Usually, the dried shirmps will provide enough taste. Otherwise, add some sugar. This is almost like a sambal hair bee except it needs lemon grass, tumeric, kaffir lime leaves and tamarind.
NEXT – Prepare the stock. I did mine by:
Part one – Prawn stock. I had pan fried some prawns shells and heads which I peeled the other day. You can keep the pan fried prawns shells in the freezer until needed. I blended the shells in a blender with water. Then, strain the juice.
Part two – Pork ribs stock. I used about 500 gms of spare ribs and large bones (ask the butcher for big bones which are really huge bones which has no meat). Boil these for hours (I used pressure cooker).
Part three – Mix both prawn and pork stock.
Flavour with some brown sugar and salt.
The prawns that I intended to use a garnish were quickly boiled in the stock for a while. I used a few large prawns and some small shrimps.
After all those boiling and blending, I still have to blanch the noodles. I used the yellow noodle, mee hoon, bean sprouts and dou meow (pea sprouts). I can’t get hold of kangkung. Oh ya, don’t forget the all important hard boiled eggs. More boiling! Can you count the number of pots that I had been cooking? Hahaha.

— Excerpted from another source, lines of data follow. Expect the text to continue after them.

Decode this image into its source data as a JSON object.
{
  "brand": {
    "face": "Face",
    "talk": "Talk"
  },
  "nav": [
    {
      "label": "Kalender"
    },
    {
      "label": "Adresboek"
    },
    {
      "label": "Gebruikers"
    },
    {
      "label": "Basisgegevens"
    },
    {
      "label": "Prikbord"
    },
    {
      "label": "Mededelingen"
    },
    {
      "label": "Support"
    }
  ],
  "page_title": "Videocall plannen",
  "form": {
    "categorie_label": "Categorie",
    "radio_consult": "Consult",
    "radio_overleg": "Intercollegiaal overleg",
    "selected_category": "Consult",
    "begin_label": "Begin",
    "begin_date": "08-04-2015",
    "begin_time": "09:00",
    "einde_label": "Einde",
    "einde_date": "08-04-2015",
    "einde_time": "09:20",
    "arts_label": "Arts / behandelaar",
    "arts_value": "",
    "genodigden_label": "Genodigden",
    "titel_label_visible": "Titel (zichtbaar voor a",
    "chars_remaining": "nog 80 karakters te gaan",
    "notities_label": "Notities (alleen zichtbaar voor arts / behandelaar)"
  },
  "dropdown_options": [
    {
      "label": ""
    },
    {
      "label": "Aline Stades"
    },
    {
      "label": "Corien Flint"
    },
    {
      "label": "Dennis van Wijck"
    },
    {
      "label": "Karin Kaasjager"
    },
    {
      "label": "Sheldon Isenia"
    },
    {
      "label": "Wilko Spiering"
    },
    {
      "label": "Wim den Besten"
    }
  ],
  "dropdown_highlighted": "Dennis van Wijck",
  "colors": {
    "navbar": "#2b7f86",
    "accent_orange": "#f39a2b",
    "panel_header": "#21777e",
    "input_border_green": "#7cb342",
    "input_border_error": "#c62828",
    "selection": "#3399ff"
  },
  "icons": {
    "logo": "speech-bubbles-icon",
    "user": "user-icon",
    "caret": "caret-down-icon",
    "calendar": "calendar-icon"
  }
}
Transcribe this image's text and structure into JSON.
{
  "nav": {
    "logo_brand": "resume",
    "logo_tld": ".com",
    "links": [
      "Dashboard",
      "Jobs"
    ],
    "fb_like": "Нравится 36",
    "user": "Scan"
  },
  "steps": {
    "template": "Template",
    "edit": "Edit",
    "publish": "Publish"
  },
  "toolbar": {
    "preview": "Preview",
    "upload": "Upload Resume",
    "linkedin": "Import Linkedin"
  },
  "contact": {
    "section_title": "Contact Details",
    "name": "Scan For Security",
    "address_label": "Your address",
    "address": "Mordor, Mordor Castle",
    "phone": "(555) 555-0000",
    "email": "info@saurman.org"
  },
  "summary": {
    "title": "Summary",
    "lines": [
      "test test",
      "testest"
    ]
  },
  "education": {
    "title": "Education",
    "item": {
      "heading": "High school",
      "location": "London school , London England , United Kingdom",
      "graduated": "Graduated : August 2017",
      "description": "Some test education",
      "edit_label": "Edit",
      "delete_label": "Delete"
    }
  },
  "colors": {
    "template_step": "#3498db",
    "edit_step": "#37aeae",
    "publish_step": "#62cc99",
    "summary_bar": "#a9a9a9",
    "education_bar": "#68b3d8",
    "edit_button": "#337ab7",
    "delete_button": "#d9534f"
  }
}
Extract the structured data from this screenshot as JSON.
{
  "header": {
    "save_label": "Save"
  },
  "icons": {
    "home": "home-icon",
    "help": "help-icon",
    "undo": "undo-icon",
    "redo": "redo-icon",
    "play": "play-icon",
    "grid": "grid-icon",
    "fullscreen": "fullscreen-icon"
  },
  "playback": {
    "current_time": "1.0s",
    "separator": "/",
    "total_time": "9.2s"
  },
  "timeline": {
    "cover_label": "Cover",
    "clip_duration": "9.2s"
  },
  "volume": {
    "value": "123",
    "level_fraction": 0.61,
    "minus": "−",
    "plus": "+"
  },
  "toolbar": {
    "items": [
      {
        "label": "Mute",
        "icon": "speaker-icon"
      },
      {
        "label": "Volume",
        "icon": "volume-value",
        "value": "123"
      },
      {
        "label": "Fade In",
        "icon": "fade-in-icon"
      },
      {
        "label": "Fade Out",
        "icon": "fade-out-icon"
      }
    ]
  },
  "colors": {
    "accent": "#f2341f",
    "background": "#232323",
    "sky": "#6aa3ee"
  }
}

I skipped the golden, crispy shallots because no one like it and it is hard work to make shallots crisp. One need to slice shallots, lots of them and mix in a little salt and deep fry. BTW, my sister-in-law who used to be a hawker told me that those pre-packed shallot crisps (eu chang) are made by deep frying shallots and throwing in one empty mineral water bottle into the oil to melt it! She insisted that it is true and that’s how they get the shallots crisp to be so crispy. I have a fear of shallot crisp ever since. 🙂
After adjusting the stock’s taste, assemble the Hokkien mee as above. BTW, my cousin, another good cook told me that those hawkers put in Marie biscuits into the Hokkien Mee stock to make them thick. I threw in one baby rusk teething biscut (and no one knows it) to thicken the soup.
And that’s how Hokkien Mee is made. Eventhough I had put in prawns shells, the soup doesn’t taste or smell like those hawkers. I am not sure how they get such a ‘fishy’ smell. But overall, it is a very delicious Hokkien Mee with unlimited number of prawns, eggs and spare ribs.
If my recipe confuses you, then you may want to check out this recipe for Hokkien Mee. It is equally lengthy.
It will be a long time before I next make Hokkien Mee, you can bet on that. I can get my hubby to hop on the bike and zoom back home within 20 minutes with the best-est Hokkien Mee, anytime of the day.